Exercise & Other Preps

  • Daily exercise is a great way to improve your conditioning before an operation. Even a 30-minute walk every other day is valuable.
  • The sooner you stop smoking before surgery, the better. Quitting reduces your risk for complications during and after surgery.
  • If you have diabetes, controlling your glucose (blood sugar) levels before surgery may improve healing.
  • Take care of your teeth and gums to help lower your risk of infection after surgery. Ask your doctor if you need to see a dentist before your surgery. If you have an infection or abscess, surgery may be delayed.

Never miss another Cancer Talk blog!

Sign up to receive our monthly Cancer Talk e-newsletter.

Sign up!

What Your Doctor Needs to Know About

  • Any allergies you have, and what happens when you have an allergic reaction.
  • All the prescription and over-the-counter medications you take, including vitamins and supplements. (Ask your pharmacy for a printout of your prescriptions, and then add anything else you take.) Bring this list with you to the pre-op appointment and on the day of surgery.
  • Your use of tobacco, alcohol and/or recreational drugs. How much and how often?
  • Any dietary or mobility restrictions you have.

If you develop a fever, flu-like symptoms or a sore throat in the week before your procedure, call your doctor/center right away.

What You Need to Know & Do

  • If you will have sedation or general anesthesia for your procedure, you must have a responsible adult with you to drive you home. If you do not, your procedure will be canceled. A taxi or bus is not an acceptable ride home. If this is a problem, talk to your nurse.
  • Arrange for a friend or family member to stay home with you on the day of your procedure.
  • What should you expect when you get home? Will you need extra help or special equipment after you are discharged from the hospital? (If so, try to get the equipment before your procedure.)
  • When can you resume normal activities? When can you return to work?

Exercises to Prevent Complications

Coughing and deep-breathing exercises will help you clear and expand your lungs and help prevent pneumonia. They will also help you recover from surgery more quickly. This video will show you what to do.

  1. Take a deep breath through your nose to filter, warm and moisten the air.
  2. Hold your breath for a short time.
  3. Exhale slowly and gently through pursed lips (as if you were blowing out a candle).
  4. Do this for three breaths. On the third breath, cough instead of breathing out.
  5. Repeat this deep breathing two more times.

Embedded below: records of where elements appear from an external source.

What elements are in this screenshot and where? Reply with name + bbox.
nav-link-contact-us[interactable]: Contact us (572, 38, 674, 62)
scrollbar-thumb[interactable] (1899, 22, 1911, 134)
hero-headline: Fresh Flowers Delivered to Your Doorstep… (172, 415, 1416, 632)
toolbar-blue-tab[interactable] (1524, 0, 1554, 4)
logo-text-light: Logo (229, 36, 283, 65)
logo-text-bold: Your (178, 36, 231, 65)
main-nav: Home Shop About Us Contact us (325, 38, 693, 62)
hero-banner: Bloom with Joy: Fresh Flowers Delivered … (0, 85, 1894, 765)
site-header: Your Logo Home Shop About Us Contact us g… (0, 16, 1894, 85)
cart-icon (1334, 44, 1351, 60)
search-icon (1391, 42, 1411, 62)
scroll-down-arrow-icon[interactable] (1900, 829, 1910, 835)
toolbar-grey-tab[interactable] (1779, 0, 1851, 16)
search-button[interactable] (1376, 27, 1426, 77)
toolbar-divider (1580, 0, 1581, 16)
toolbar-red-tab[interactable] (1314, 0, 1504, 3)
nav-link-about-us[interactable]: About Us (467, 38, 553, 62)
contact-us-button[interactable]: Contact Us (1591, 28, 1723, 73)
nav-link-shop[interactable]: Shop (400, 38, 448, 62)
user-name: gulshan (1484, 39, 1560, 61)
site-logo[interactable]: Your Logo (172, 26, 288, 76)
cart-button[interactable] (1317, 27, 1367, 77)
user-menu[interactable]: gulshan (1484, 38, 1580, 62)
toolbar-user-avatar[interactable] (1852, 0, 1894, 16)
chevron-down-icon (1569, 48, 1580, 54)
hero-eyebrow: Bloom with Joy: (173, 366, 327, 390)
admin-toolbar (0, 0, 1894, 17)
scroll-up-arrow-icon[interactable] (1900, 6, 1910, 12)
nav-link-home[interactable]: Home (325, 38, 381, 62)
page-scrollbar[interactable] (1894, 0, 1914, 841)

If you are given a spirometer before surgery, practice using it. Your nurse will explain how. Use it 10 times an hour when you are awake.

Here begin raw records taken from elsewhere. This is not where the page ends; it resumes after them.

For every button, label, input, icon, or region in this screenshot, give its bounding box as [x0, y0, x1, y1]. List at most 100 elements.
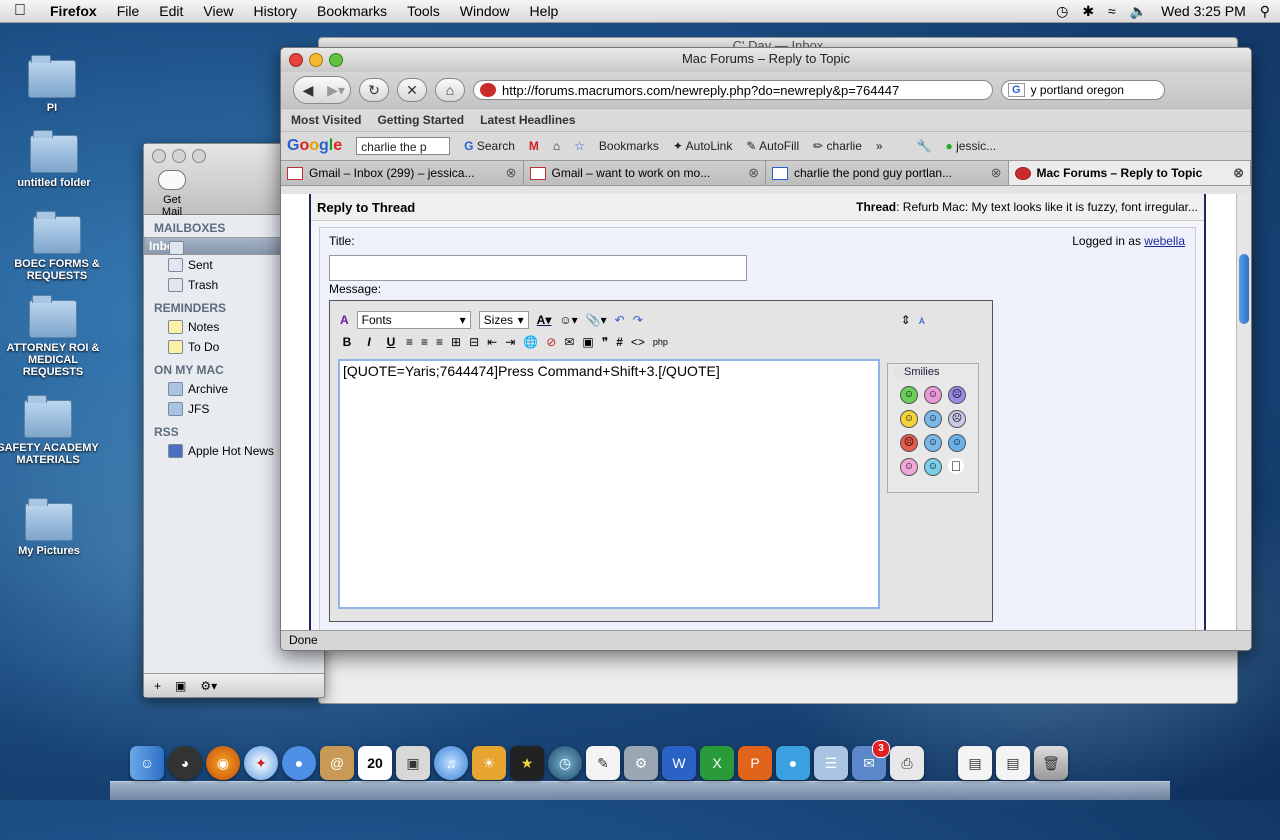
resize-icon[interactable]: ⇕ [901, 313, 911, 327]
php-icon[interactable]: php [653, 337, 668, 347]
powerpoint-icon[interactable]: P [738, 746, 772, 780]
outdent-icon[interactable]: ⇤ [487, 335, 497, 349]
home-button[interactable]: ⌂ [435, 78, 465, 102]
attachment-icon[interactable]: 📎▾ [586, 313, 607, 327]
smiley-frown-icon[interactable]: ☹ [948, 386, 966, 404]
document-stack-icon[interactable]: ▤ [996, 746, 1030, 780]
ical-icon[interactable]: 20 [358, 746, 392, 780]
italic-icon[interactable]: I [362, 335, 376, 349]
desktop-folder-boec[interactable]: BOEC FORMS & REQUESTS [2, 211, 112, 282]
finder-icon[interactable]: ☺ [130, 746, 164, 780]
page-scrollbar[interactable] [1236, 194, 1251, 631]
message-textarea[interactable]: [QUOTE=Yaris;7644474]Press Command+Shift… [338, 359, 880, 609]
menu-app-name[interactable]: Firefox [40, 3, 107, 19]
address-book-icon[interactable]: @ [320, 746, 354, 780]
zoom-button[interactable] [192, 149, 206, 163]
menu-view[interactable]: View [193, 3, 243, 19]
smiley-icon[interactable]: ☺▾ [559, 313, 577, 327]
add-mailbox-button[interactable]: + [154, 679, 161, 693]
minimize-button[interactable] [309, 53, 323, 67]
insert-link-icon[interactable]: 🌐 [523, 335, 538, 349]
username-link[interactable]: webella [1144, 234, 1185, 248]
align-left-icon[interactable]: ≡ [406, 335, 413, 349]
reload-button[interactable]: ↻ [359, 78, 389, 102]
back-button[interactable]: ◀ [294, 82, 322, 99]
menu-help[interactable]: Help [520, 3, 569, 19]
system-preferences-icon[interactable]: ⚙ [624, 746, 658, 780]
word-icon[interactable]: W [662, 746, 696, 780]
desktop-folder-safety[interactable]: SAFETY ACADEMY MATERIALS [0, 395, 103, 466]
close-button[interactable] [152, 149, 166, 163]
autofill-button[interactable]: ✎ AutoFill [746, 139, 799, 153]
apple-icon[interactable]:  [948, 458, 964, 474]
desktop-folder-untitled[interactable]: untitled folder [0, 130, 109, 189]
close-tab-icon[interactable]: ⊗ [991, 165, 1002, 181]
remove-format-icon[interactable]: A [340, 313, 349, 327]
gear-icon[interactable]: ⚙▾ [200, 679, 217, 693]
printer-icon[interactable]: ⎙ [890, 746, 924, 780]
apple-menu-icon[interactable]:  [0, 2, 40, 20]
close-tab-icon[interactable]: ⊗ [506, 165, 517, 181]
time-machine-icon[interactable]: ◷ [1056, 3, 1068, 20]
volume-icon[interactable]: 🔈 [1130, 3, 1147, 20]
safari-icon[interactable]: ✦ [244, 746, 278, 780]
smiley-confused-icon[interactable]: ☺ [924, 410, 942, 428]
smiley-cool-icon[interactable]: ☺ [948, 434, 966, 452]
smiley-wink-icon[interactable]: ☺ [924, 434, 942, 452]
highlight-button[interactable]: ✏ charlie [813, 139, 862, 153]
google-search-button[interactable]: G Search [464, 139, 515, 153]
underline-icon[interactable]: U [384, 335, 398, 349]
scrollbar-thumb[interactable] [1239, 254, 1249, 324]
menu-clock[interactable]: Wed 3:25 PM [1161, 3, 1246, 19]
menu-file[interactable]: File [107, 3, 150, 19]
align-right-icon[interactable]: ≡ [436, 335, 443, 349]
overflow-chevron-icon[interactable]: » [876, 139, 883, 153]
insert-email-icon[interactable]: ✉ [564, 335, 574, 349]
size-select[interactable]: Sizes ▾ [478, 311, 529, 329]
spotlight-icon[interactable]: ⚲ [1260, 3, 1270, 20]
time-machine-icon[interactable]: ◷ [548, 746, 582, 780]
tab-gmail-work[interactable]: Gmail – want to work on mo... ⊗ [523, 161, 766, 185]
url-bar[interactable]: http://forums.macrumors.com/newreply.php… [473, 80, 993, 100]
close-tab-icon[interactable]: ⊗ [748, 165, 759, 181]
get-mail-button[interactable]: Get Mail [152, 170, 192, 218]
smiley-happy-icon[interactable]: ☺ [924, 458, 942, 476]
messenger-icon[interactable]: ● [776, 746, 810, 780]
code-icon[interactable]: <> [631, 335, 645, 349]
excel-icon[interactable]: X [700, 746, 734, 780]
indent-icon[interactable]: ⇥ [505, 335, 515, 349]
bookmark-getting-started[interactable]: Getting Started [377, 113, 464, 127]
forward-button[interactable]: ▶▾ [322, 82, 350, 99]
smiley-smile-icon[interactable]: ☺ [900, 410, 918, 428]
firefox-icon[interactable]: ◉ [206, 746, 240, 780]
google-search-icon[interactable]: G [1008, 83, 1025, 97]
remove-link-icon[interactable]: ⊘ [546, 335, 556, 349]
redo-icon[interactable]: ↷ [633, 313, 643, 327]
desktop-folder-attorney[interactable]: ATTORNEY ROI & MEDICAL REQUESTS [0, 295, 108, 378]
close-button[interactable] [289, 53, 303, 67]
minimize-button[interactable] [172, 149, 186, 163]
preview-icon[interactable]: ▣ [396, 746, 430, 780]
menu-history[interactable]: History [243, 3, 307, 19]
undo-icon[interactable]: ↶ [615, 313, 625, 327]
mail-icon[interactable]: ✉ 3 [852, 740, 890, 780]
menu-tools[interactable]: Tools [397, 3, 450, 19]
smiley-tongue-icon[interactable]: ☺ [900, 458, 918, 476]
menu-edit[interactable]: Edit [149, 3, 193, 19]
iphoto-icon[interactable]: ☀ [472, 746, 506, 780]
wrench-icon[interactable]: 🔧 [917, 139, 932, 153]
menu-window[interactable]: Window [450, 3, 520, 19]
document-icon[interactable]: ▤ [958, 746, 992, 780]
switch-editor-icon[interactable]: ᴀ [919, 313, 925, 327]
smiley-love-icon[interactable]: ☺ [924, 386, 942, 404]
smiley-grin-icon[interactable]: ☺ [900, 386, 918, 404]
dashboard-icon[interactable]: ◕ [168, 746, 202, 780]
trash-icon[interactable]: 🗑 [1034, 746, 1068, 780]
stop-button[interactable]: ✕ [397, 78, 427, 102]
title-input[interactable] [329, 255, 747, 281]
ichat-icon[interactable]: ● [282, 746, 316, 780]
search-bar[interactable]: G y portland oregon [1001, 80, 1165, 100]
home-icon[interactable]: ⌂ [553, 139, 560, 153]
insert-image-icon[interactable]: ▣ [582, 335, 593, 349]
show-photo-icon[interactable]: ▣ [175, 679, 186, 693]
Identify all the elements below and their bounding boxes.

Leg exercises are important in helping to prevent blood clots in your legs after surgery. These exercises will help you recover from surgery more quickly. Practice them before you go to surgery. After your procedure, walking as soon as possible also helps reduce the risks of blood clots and pneumonia.

  1. With your legs straight, first point your toes down. Then bring your toes up toward your head. Repeat 10 times an hour. Do one foot, then the other.
  2. With your legs straight, rotate your ankles, one at a time, as if you were drawing little circles with your toes. Repeat 10 times an hour — first with one foot, then the other.